The New Classic data acquisition system is an important portion of a new project of stellar surface imaging with the NPOI, funded by the National Science Foundation, and enables the data acquisition necessary for the project. The NPOI can simultaneously deliver beams from 6 telescopes to the beam combining facility, and in the Classic beam combiner these are combined 4 at a time on 3 separate spectrographs with all 15 possible baselines observed. The Classic data acquisition system is limited to 16 of 32 wavelength channels on two spectrographs and limited to 30 s integrations followed by a pause to ush data. Classic also has some limitations in its fringe-tracking capability. These factors, and the fact that Classic incorporates 1990s technology which cannot be easily replaced are motivation for upgrading the data acquisition system. The New Classic data acquisition system is based around modern electronics, including a high-end Stratix FPGA, a 200 MB/s Direct Memory Access card, and a fast modern Linux computer.
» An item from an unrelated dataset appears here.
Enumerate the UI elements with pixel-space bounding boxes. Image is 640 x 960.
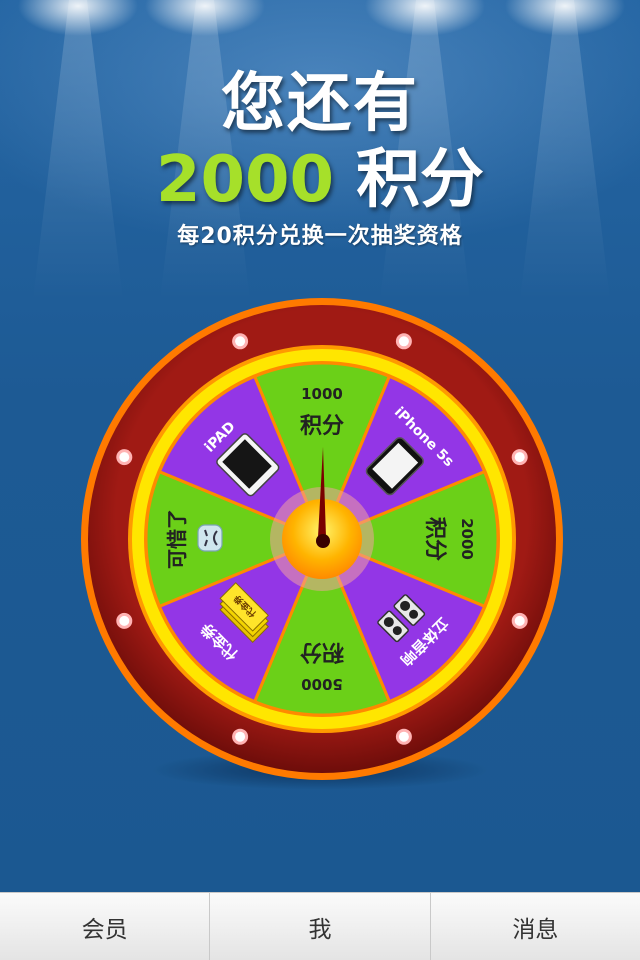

These allow for continuous recording of all 96 channels across three spectrographs, increasing the total amount of data recorded by a an estimated order of magnitude. The additional computing power on the data acquisition system also allows for the implementation of more sophisticated fringe-tracking algorithms which are needed for the Stellar Surface Imaging project. In this paper we describe the New Classic system design and implementation, describe the background and motivation for the system as well as show some initial results from using it.